Knowledge or awareness of one’s objective health is an important part of self-rated health. An intriguing, yet poorly understood finding remains that poor self-rated physical health has an additive effect on objective indicators of poor health in predicting mortality. Self-rated health can be used as part of an older individual's health evaluation when screening for future adverse outcomes, particularly in men, and also as an important indicator of healthy aging. Overall, the majority report good subjective health. Self-rated physical health is best in the youngest and self-rated mental health is best in the oldest group. The number of chronic physical diseases is positively associated with age. However, age-related increases of chronic physical diseases are not reflected in poorer self-rated physical health in the elderly. Thus, additional factors, e.g. their more favourable mental health may play a protective role, whereas higher functional impairments may adversely affect self-rated physical health. Poor vs. good self-rated physical, but not mental health predicts mortality, even when adjusting for sociodemographic characteristics, chronic physical diseases objective health, health behaviour and socioeconomic status, with larger effect in men compared to women.
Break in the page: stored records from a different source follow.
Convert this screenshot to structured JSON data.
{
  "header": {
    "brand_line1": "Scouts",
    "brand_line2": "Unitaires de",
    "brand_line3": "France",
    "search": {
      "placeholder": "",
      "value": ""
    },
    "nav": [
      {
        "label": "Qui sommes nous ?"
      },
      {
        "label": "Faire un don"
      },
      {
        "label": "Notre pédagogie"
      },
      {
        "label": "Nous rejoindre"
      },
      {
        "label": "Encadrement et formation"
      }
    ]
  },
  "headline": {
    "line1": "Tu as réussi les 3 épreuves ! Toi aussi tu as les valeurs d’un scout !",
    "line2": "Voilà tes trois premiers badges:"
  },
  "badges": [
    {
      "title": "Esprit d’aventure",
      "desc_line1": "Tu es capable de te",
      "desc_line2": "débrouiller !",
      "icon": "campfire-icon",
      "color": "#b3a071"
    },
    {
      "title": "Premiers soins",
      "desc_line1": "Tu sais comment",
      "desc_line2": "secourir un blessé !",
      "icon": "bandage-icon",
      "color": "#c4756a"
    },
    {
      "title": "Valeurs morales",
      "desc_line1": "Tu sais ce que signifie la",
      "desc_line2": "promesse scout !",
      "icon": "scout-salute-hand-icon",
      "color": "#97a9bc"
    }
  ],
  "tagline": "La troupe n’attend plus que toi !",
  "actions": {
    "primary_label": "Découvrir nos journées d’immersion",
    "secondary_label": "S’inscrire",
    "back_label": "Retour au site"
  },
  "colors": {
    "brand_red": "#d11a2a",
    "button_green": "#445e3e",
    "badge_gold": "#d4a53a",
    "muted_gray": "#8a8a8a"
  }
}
We assessed self-rated physical and mental health at baseline. However, self-rated health may have changed throughout the long-term follow-up. Chronic physical diseases were also assessed based on self-report and objective findings at baseline. Thus, we cannot preclude that a certain proportion of participants were unaware of their chronic physical diseases. While we included major chronic physical diseases, our list also was not comprehensive. Participants may have taken into account additional chronic physical diseases, and they may also have considered functional status, bodily complaints, and sensations which may indicate somatic dysfunction (e.g. fatigue and inflammatory processes; Jylhä4). While we adjusted for BMI, major chronic physical diseases, smoking, and SES, other health behaviour variables such as alcohol consumption and physical activity were not included due to missing data. Based on cross-sectional data, we cannot resolve the question, how self-rated physical and mental health evolve over the life span. However, their trajectories differ between the age groups. Consistent with Jokela et al.30, self-rated physical health was best in the youngest group, whereas self-rated mental health was best in the oldest group. Due to the use of cross-sectional data of self-rated health, we were not able to account for potential cohort effects. The focus of this paper was on mortality, and we did not test the hypothesis that poor self-rated mental health may be predictive of subsequent depression31.We used all-cause mortality as outcome, therefore we cannot assume any prediction on cause-specific mortality. Further studies should integrate cause-specific mortality data into the analysis to aim at a better understanding of underlying mechanisms.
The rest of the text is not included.